As fascinating as all this can be, there is something else making Longwa a unique place in the world, different than anywhere else. And it is that group of tattooed old men I had seen along the road. Looking at it today, Longwa seem to have many of the things you can find everywhere else, boys and girls listen to music from their smartphones and have fashionable haircuts. But a few dozens of years ago everything looked very different.

 “We first heard about the existence of airplanes during the Second World War, when some of them were flying over the village to go towards the battle”. This is one of the of the most disturbing things anybody ever told me. We were lucky enough to have met a man able to translate Konyak dialect, the only language spoken by the oldest inhabitants of Longwa, into English. The man we were talking to had a fully tattooed face and chest, and a thick piece of bamboo expanding his left earlobe. He was crouching on the floor and whispering, with his eyes looking somewhere else, as if we weren’t worth enough for them. 

He was one of the about thirty former Konyak head hunters, the last one of them to still dress up in the traditional way. He was wearing just a long piece of fabric on his private area, and he was completely naked beyond that. Without looking away, he went on telling us that while the world was fighting its biggest war ever, and the airplanes flew over Nagaland, Konyaks were fighting with the neighboring tribes, in their smaller but not less important war. 

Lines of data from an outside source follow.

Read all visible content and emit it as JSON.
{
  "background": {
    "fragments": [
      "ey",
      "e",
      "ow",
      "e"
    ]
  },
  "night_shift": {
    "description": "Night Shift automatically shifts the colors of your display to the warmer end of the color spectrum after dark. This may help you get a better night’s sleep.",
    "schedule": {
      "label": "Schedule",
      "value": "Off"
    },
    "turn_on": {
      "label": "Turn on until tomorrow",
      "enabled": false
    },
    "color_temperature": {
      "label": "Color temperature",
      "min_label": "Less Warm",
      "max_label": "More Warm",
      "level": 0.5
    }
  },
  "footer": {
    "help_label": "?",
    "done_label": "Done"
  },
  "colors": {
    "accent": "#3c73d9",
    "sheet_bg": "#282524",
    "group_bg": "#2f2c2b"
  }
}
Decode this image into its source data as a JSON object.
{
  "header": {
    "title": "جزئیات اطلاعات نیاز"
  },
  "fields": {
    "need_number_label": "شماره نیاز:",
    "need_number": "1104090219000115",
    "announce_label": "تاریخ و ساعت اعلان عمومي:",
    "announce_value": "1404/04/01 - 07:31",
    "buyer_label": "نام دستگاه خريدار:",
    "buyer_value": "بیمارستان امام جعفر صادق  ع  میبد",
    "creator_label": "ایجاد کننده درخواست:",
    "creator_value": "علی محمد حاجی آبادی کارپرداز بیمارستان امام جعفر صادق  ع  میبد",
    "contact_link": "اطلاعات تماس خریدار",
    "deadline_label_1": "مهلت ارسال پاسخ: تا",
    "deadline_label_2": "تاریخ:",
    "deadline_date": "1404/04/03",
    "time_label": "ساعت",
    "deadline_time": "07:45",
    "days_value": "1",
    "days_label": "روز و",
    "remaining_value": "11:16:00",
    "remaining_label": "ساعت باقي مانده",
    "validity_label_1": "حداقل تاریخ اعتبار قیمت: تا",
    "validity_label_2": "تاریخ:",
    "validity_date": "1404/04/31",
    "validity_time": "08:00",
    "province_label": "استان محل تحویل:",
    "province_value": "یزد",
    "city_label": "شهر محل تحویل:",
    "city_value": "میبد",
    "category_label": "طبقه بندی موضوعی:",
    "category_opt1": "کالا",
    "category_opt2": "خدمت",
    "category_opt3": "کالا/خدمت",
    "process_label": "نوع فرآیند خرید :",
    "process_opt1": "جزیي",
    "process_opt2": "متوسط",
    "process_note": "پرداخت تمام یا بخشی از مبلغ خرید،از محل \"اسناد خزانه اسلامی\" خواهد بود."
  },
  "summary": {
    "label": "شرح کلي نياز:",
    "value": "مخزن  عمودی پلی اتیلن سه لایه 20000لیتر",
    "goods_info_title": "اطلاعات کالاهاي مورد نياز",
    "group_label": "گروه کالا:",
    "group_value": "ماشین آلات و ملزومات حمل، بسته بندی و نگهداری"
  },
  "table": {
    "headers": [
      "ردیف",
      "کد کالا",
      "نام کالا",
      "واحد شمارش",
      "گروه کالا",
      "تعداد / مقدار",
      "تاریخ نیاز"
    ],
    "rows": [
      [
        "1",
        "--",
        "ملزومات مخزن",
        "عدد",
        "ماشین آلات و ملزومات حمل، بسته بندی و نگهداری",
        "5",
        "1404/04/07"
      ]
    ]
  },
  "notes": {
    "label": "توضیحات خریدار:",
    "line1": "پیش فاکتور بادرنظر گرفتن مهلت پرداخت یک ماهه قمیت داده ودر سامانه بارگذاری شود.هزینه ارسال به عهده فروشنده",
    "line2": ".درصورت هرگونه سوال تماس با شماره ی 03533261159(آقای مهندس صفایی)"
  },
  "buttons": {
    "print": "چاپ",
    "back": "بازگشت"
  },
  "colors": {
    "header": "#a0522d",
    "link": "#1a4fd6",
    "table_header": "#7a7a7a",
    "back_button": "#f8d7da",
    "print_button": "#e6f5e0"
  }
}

Konyaks from Longwa are a population of warriors, whose dignity had only a few years ago a direct proportion with the number of severed heads they were able to take home from the battle, to be hung next to the door. Exactly where the skulls of the animals look at all the visitors now. After the first head cut off, the head hunter got his first tattoo, made following the traditional techniques in a ceremony engaging the whole village. The number of tattoos increased with the increasing of the victories in battle, and of the severed heads.

You cannot help but feel a kind of reverence and fear at the same time, sitting next to a man almost completely covered of tattoos. His past is not so far, after all, and this is made even clearer from the movement of his body and the tone of his voice. His words are unintelligible but are clearly those of a warrior. And when he tells us that, years before, the last of the neutral villages chose to make Longwa an ally after seeing their envoy with his guts out of the body, he almost shows a scary nostalgia.

Despite being so proud, these men are only about thirty. The abolition of head hunting was followed by the disappearing of tattoos, ear horns and bone necklaces. Most of the houses are still traditional, with a different fireplace for men and women, both built on the floor and surmounted by shelves where the meat is smoked. But at the same time one can see a lot of concrete houses, with electricity and a satellite dish.

And even if Konyaks are still a lot, they look almost the same of any other Asian population by now. And when there will be no more head hunters, the tradition will disappear as well, and Longwa will maybe become a village as many, bearer of a past that still exists only in museums. I will never find out if being there and talking to them is a reason for this change as well, or just an effect, but the change is happening and it cannot be arrested. And it would even be pretentious, willing to stop progress just to keep a tradition that we like alive.

Whichever the answer is, have been able to walk those paths, drink tea with those people, get inside their houses and talk to them, it was like walking the pages of a history book, or maybe those of a legend, the legend of Nagaland head hunters.